If you ask me, this sordid story is a perfect example of why the laity must not trust the diocese to handle these things. Despite all the talk of "getting it" in Dallas, these habits are too entrenched to change overnight, and certainly not with the current episcopal leadership. Catholics ought to take an example from this principal: document everything, and go to the civil authorities and the news media with what you've found out. That's the only way to exorcise these demons. It's a miserable day when The New York Times and its ilk is a greater friend to truth, justice and the Church than the hierarchy, but that's the sorry state to which our bishops have reduced us.



An interview with Governor Frank Keating:

Keating acknowledged in Dallas that he was "just one man with no authority," but did surprise those gathered at that press conference when he pledged to go to the pope when he found that a bishop had abused his power.

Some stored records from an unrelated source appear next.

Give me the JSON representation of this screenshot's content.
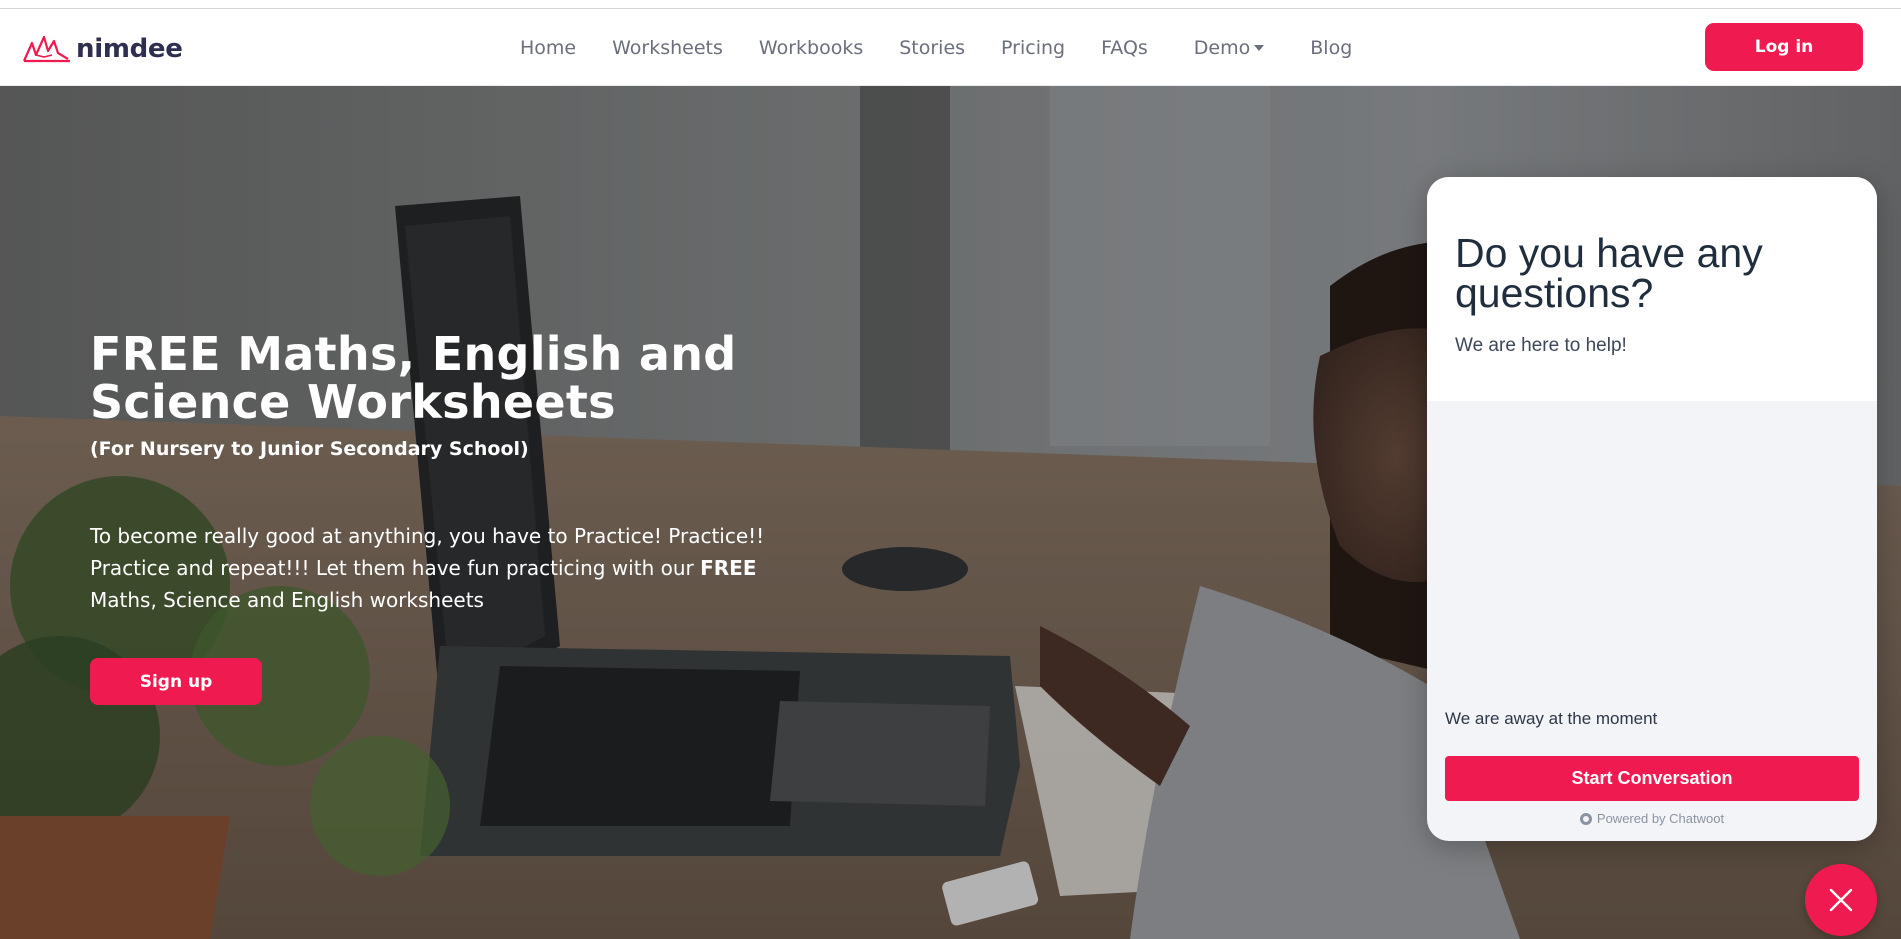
{
  "brand": {
    "name": "nimdee",
    "accent": "#ef1a4f"
  },
  "nav": {
    "items": [
      {
        "label": "Home"
      },
      {
        "label": "Worksheets"
      },
      {
        "label": "Workbooks"
      },
      {
        "label": "Stories"
      },
      {
        "label": "Pricing"
      },
      {
        "label": "FAQs"
      },
      {
        "label": "Demo",
        "dropdown": true
      },
      {
        "label": "Blog"
      }
    ],
    "login_label": "Log in"
  },
  "hero": {
    "title_line1": "FREE Maths, English and",
    "title_line2": "Science Worksheets",
    "subtitle": "(For Nursery to Junior Secondary School)",
    "text_part1": "To become really good at anything, you have to Practice! Practice!! Practice and repeat!!! Let them have fun practicing with our ",
    "text_bold": "FREE",
    "text_part2": "Maths, Science and English worksheets",
    "signup_label": "Sign up"
  },
  "chat": {
    "title": "Do you have any questions?",
    "tagline": "We are here to help!",
    "status": "We are away at the moment",
    "start_label": "Start Conversation",
    "powered_by": "Powered by Chatwoot"
  }
}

On Tuesday, Keating backed off a bit on his claim that he would go to the pope to seek sanctions against any bishop found to have concealed the sexual abuse of minors, even in the past. He said he would report his board's findings to Gregory and expects that those findings would be forwarded to Rome.



"I don't think it's going to be Keating alone that will determine accountability," said Jason Berry, an investigative reporter who wrote an expose on the church scandal. "But I think he has the opportunity to do a historical service to the church. I hope he doesn't blow it."